In any case, you would expect that the MicroBlaze would perform better on a Xilinx device. Can one of the Xilinx Apps Guys comment why an open core CPU has a better performance than MicroBlaze?

Thanks,

Luc

Reply to
Luc

This just suggests to me that the Sparc instruction set architecture (ISA) used by Leon is more "efficient" than Microblaze, in the sense that it does more computational work per cycle (MIPS per MHz).

However, that efficiency is clearly coming at significant logic expense, as evidenced by Microblaze demolishing both Leon and OpenRisc when the numbers are normalised with respect to LUTs (MIPS/MHZ/LUT), where I think Microblaze was better by factors of 4X to 8X in all configurations.

What this suggests to me is that if you can exploit parallelism in your application by plonking down two or more microblazes [1], then you will get a big win over Leon or OpenRisc, in terms of FPGA size, and thus perhaps power consumption and all the rest[2].

No-one in this newsgroup should be surprised by an experiment that demonstrates that you can trade time for area. It's just a design choice.

Seperate to that, there are possibly some other irregularities with the comparison, such as the fact that microblaze debug logic was left enabled, which introduces both Fmax and LUT count penalties.

Of course, what it really proves is that meaningful benchmarks are hard. No surprises there.

Regards,

John

[1] and keep them busy with meaningful work [2] Multiprocessor microblaze systems are getting more and more attention recently - as evidenced by recent posts here and in other forums.
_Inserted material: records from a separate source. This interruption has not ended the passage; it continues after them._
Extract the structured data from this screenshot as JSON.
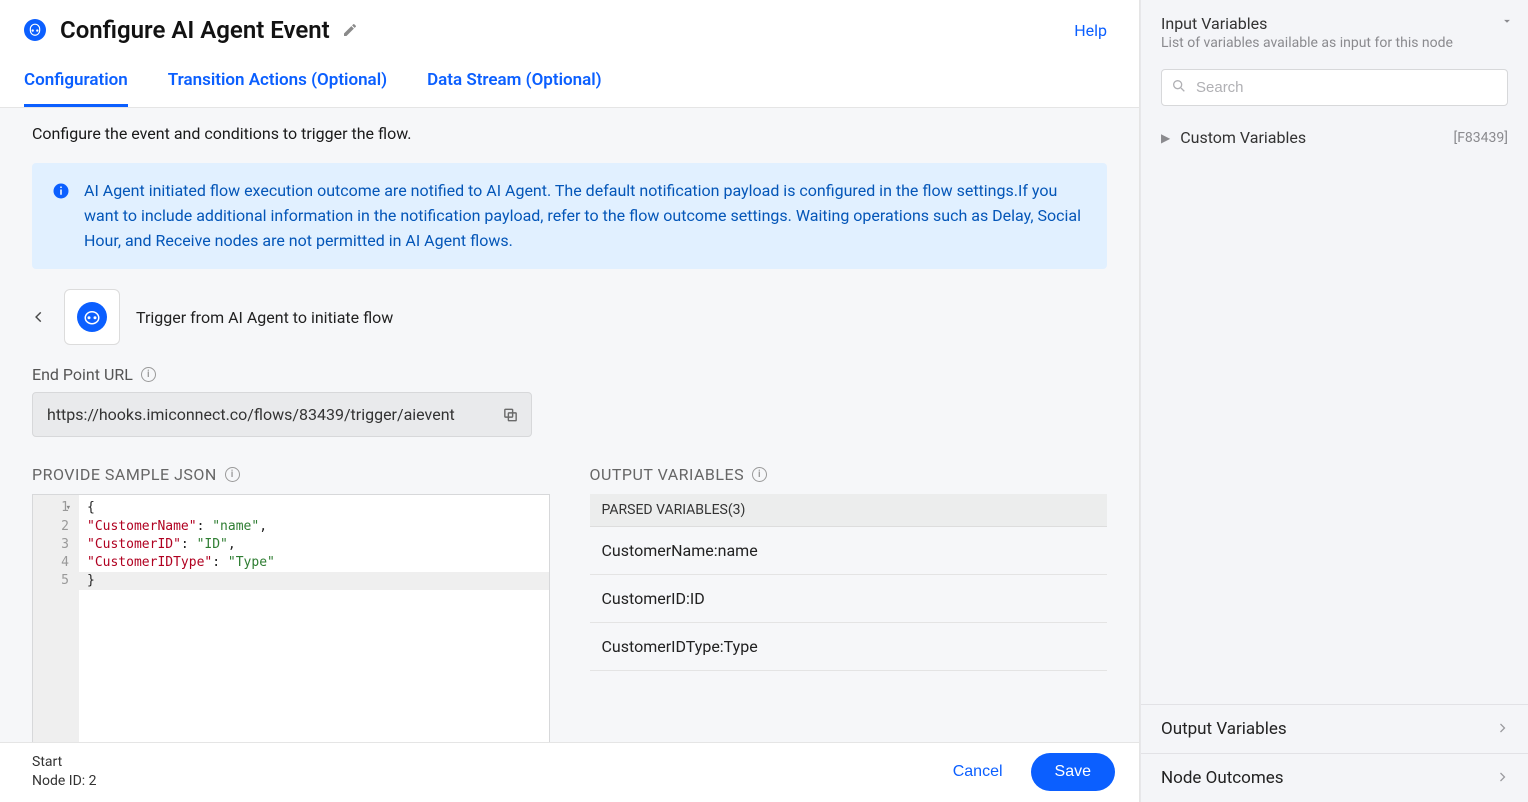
{
  "header": {
    "title": "Configure AI Agent Event",
    "help": "Help"
  },
  "tabs": {
    "config": "Configuration",
    "transition": "Transition Actions (Optional)",
    "datastream": "Data Stream (Optional)"
  },
  "intro": "Configure the event and conditions to trigger the flow.",
  "banner": "AI Agent initiated flow execution outcome are notified to AI Agent. The default notification payload is configured in the flow settings.If you want to include additional information in the notification payload, refer to the flow outcome settings. Waiting operations such as Delay, Social Hour, and Receive nodes are not permitted in AI Agent flows.",
  "trigger": {
    "label": "Trigger from AI Agent to initiate flow"
  },
  "endpoint": {
    "label": "End Point URL",
    "value": "https://hooks.imiconnect.co/flows/83439/trigger/aievent"
  },
  "json_section": {
    "title": "PROVIDE SAMPLE JSON",
    "lines": {
      "l1": "{",
      "l2a": "\"CustomerName\"",
      "l2b": ": ",
      "l2c": "\"name\"",
      "l2d": ",",
      "l3a": "\"CustomerID\"",
      "l3b": ": ",
      "l3c": "\"ID\"",
      "l3d": ",",
      "l4a": "\"CustomerIDType\"",
      "l4b": ": ",
      "l4c": "\"Type\"",
      "l5": "}"
    }
  },
  "output": {
    "title": "OUTPUT VARIABLES",
    "parsed_header": "PARSED VARIABLES(3)",
    "items": {
      "i1": "CustomerName:name",
      "i2": "CustomerID:ID",
      "i3": "CustomerIDType:Type"
    }
  },
  "footer": {
    "start": "Start",
    "node": "Node ID: 2",
    "cancel": "Cancel",
    "save": "Save"
  },
  "side": {
    "title": "Input Variables",
    "subtitle": "List of variables available as input for this node",
    "search_placeholder": "Search",
    "custom": "Custom Variables",
    "custom_tag": "[F83439]",
    "outvars": "Output Variables",
    "outcomes": "Node Outcomes"
  }
}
I think this is largely due to the Microblaze's FSL bus, which is much much easier to work with than conventional shared bus architectures, and the cache coherency issues that they introduce.
Reply to
John Williams

Well,

One thing out of many thing on this report, they didn't enable the barrel shifter on MicroBlaze which makes a big difference in performance benchmarks.

Göran

Luc wrote:

Reply to
Göran Bilski

"Can one of the Xilinx Apps Guys comment why an open core CPU has a better performance than MicroBlaze?"

Why do you assume that a CPU which is open-source should perform worse than a CPU which is closed-source? Sun will open-source the Solaris 10 operating system - will Solaris then become less performant than when it was closed source?

LEON was designed for critical space applications at the European Space Agency. It has been open-sourced to increase testing in order to minimize the risk of latent errors. The fact that it has better CPI (clock per instruction) than Microblaze and Openrisc depends on several aspects: more advanced cache, lower branch and load delay, larger register file, better optimizing compiler. Whether it is open-source or not does not affect the performance ... Jiri.